Il faut encore préciser que le propos de Stanley Fish porte principalement sur l'interprétation, d'une part, et sur l'appréciation esthétique, d'autre part. Il s'agit d'abord pour lui de la question du sens que l'on donne aux textes et des qualités littéraires, poétiques, qu'on leur reconnaît ou qu'on leur confère (il semble que pour lui les deux questions soient liées). C'est sur ces deux points de la signification et de la littérarité que Stanley Fish défend, dans Quand lire c'est faire, un hyperconstructivisme que vient seulement sauver d'un subjectivisme radical la notion de communauté interprétative, soit l'ensemble des normes qu'un groupe partage, et qui conditionne et détermine finalement les interprétations et les jugements esthétiques. «L'interprétation n'est pas l'art d'analyser mais l'art de construire», écrit Stanley Fish. Mais, d'une part, cela ne signifie peut-être pas que la construction et l'analyse sont incompatibles, et, d'autre part, cela n'interdit pas d'envisager une analyse littéraire qui, justement, ne soit pas une interprétation.


Radicaux et modérés.

Si l'on pense que la construction et l'analyse sont incompatibles, on doit choisir entre un objectivisme radical, qui impliquerait la possibilité d'une analyse pure de toute construction (certains parleraient aussi de «positivisme») et un constructivisme radical, ou un hyperconstructivisme, qui nierait la possibilité de l'analyse et de la démonstration pour ne reconnaître que la seule persuasion. On se revendiquera en revanche d'un réalisme critique ou d'un constructivisme modéré si l'on considère qu'une épistémologie constructiviste n'implique pas de renoncer à une conception de la connaissance comme correspondance à des objets qui préexistent au discours du savoir, si l'on admet en somme la possibilité de l'interaction entre donné et construit, objet et sujet, texte et commentaire.

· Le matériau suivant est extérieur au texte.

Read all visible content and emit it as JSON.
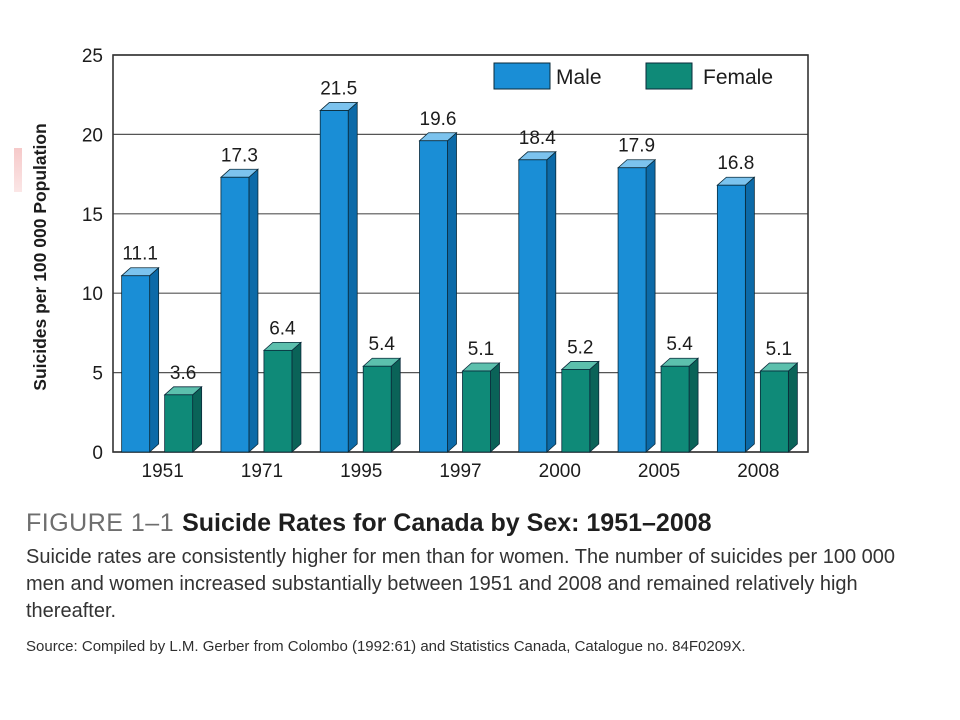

Je ne pense pas que l'objectivisme radical soit représenté parmi les organisateurs du séminaire, qu'il s'agisse de l'équipe de l'année dernière ou de celle, en partie renouvelée, de cette année. S'il y a un débat qui a pu affleurer au cours de l'année dernière, c'est plutôt, je crois, un débat entre constructivisme et hyperconstructivisme. Et l'on aurait peut-être tort de considérer que le séminaire est traversé par ce débat parce qu'il fait se rencontrer des commentateurs ou des philologues, d'un côté, et des théoriciens, de l'autre. D'une part, il n'est pas certain que ces deux figures, du commentateur et du théoricien, soient toujours incarnées dans des personnes distinctes; d'autre part, s'il est vrai que, traditionnellement, les philologues semblent moins enclins au constructivisme que les théoriciens, il reste que la philologie et la théorie sont elles-mêmes, chacune à sa manière, traversées par la question de l'interaction du donné et du construit. C'est bien, dans un cadre épistémologique globalement constructiviste que nous pouvons débattre, entre modérés et radicaux.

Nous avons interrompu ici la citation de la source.